Initially, villagers were suspicious of strangers bearing unexpected gifts. Our volunteers visited every home to provide a collection to every child. We filled the school with books and crayons, arming teachers with new lessons and mosquito-fighting tools.

Today, there’s a welcome new sight: Amazonian children wearing superhero capes.

The story has reached a half-billion people.

Outcome

Every major Brazilian media outlet covered the story, and coverage spilled to 30 countries, transforming Tapara Miri into a global testing ground for everyday objects that repel mosquitoes. 67,000+ earned media stories appeared within three weeks of our visit, reaching 500 million people. Another 300 stories ran on social media, viewed and shared 4.5+ million times.

Our campaign has been endorsed by the Brazilian Health Department, whose minister once said, “We’re losing the battle against the mosquito in an ugly way.” The Safe Collection won approval for distribution. Pediatricians and IPAM endorsed it. The books have been added to curricula in Pará State. According to IPAM, 90% of Tapara Miri children are wearing the capes and reading the books weeks later.

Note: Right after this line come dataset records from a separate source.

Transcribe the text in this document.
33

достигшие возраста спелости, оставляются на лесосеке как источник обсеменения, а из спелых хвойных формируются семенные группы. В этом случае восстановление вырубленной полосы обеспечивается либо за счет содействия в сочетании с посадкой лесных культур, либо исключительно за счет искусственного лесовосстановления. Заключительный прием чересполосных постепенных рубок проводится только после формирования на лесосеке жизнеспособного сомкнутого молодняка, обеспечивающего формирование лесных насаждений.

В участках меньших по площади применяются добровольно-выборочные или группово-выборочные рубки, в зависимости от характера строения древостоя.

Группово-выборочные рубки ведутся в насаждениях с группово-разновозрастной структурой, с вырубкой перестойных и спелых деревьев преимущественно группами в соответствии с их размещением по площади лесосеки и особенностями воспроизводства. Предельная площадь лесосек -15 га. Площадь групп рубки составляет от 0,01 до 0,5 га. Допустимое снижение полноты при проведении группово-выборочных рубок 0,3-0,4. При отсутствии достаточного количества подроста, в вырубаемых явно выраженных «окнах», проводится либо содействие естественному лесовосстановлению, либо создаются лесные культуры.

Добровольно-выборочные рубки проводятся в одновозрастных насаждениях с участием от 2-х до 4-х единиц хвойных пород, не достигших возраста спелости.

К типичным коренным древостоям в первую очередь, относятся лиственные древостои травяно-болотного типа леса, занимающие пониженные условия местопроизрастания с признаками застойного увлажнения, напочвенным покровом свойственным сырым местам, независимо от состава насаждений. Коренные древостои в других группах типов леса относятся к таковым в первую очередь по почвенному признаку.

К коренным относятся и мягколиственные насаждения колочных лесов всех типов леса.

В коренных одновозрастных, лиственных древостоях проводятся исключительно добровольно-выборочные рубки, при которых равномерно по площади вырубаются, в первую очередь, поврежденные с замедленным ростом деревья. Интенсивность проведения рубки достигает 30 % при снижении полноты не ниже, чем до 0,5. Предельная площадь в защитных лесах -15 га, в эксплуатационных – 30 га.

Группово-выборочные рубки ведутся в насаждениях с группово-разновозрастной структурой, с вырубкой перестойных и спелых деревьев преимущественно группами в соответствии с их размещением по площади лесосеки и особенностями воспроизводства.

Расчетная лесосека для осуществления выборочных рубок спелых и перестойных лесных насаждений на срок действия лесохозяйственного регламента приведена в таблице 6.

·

There are no new reports of a malaria or yellow fever outbreak in the village. IPAM will replenish kits every three months; 20,000 are being distributed to other villages.

Relevancy

The mosquito claims one million lives and afflicts 700 million people annually with diseases like yellow fever and malaria. The Amazon is plagued by high rates of infection. Families in remote, impoverished villages have limited access to vaccines and medicines, and repellents are unaffordable and in short supply, leaving children especially vulnerable. We approached Brazilian chemical manufacturing leader Ananse with an idea to invent a new form of protection that would turn everyday objects –like books and toys-- into safe and natural mosquito repellents. With children foremost in mind, our first repellent collection turned mosquito protection into "child's play."

Strategy

Given alarming concern over the rising spread of yellow fever, malaria and Zika, demand for vaccines, medicines and repellents among Brazil’s 200 million population has skyrocketed. However, for many Brazilians, these solutions, especially outside large cities, aren’t available or affordable. In contrast, mosquito-repellent books, crayons and children’s costumes could become familiar items that any child could use, requiring little education. The idea was so simple, and yet so complex, no one had thought of it, until now.

Our PR-driven CSR campaign for Ananse would bring aid to Brazilian families who most needed protection for their children, but couldn’t get it. Teaming up with the nonprofit Amazon Research Institute (IPAM), we began by targeting villages in the Amazon rainforest where mosquito-borne diseases raged. Our strategy relied on going school-to-school and door-to-door with the new ‘collection’ – an effort which we’d amplify through Brazil’s leading media and social influencers, keen on solutions.

Synopsis

Yellow fever (YF), spread by the Aedes aegypti mosquito, is the “Brazilian plague,” with a kill rate equal to Ebola’s. Brazil’s current YF outbreak (with 144 confirmed deaths) is the largest since the 1980s. Malaria cases have risen 35% in one year, with 2,000 infections. Children are at risk; 86% of malaria deaths globally occur under age five.

Brazil’s Health Ministry is hard-pressed to stop the spread. A vaccine exists for YF, but the sheer size of Brazil coupled with vaccine shortages mean that widespread inoculation in remote regions could take years.

Meanwhile, topical repellents are largely unattainable and unaffordable in the Amazon, a natural mosquito breeding ground containing half of the planet’s rainforests. We approached our client Ananse, a leading chemical company that develops high tech coatings and sealants for consumer products, with an idea to develop a new form of mosquito protection to aid the country’s most vulnerable.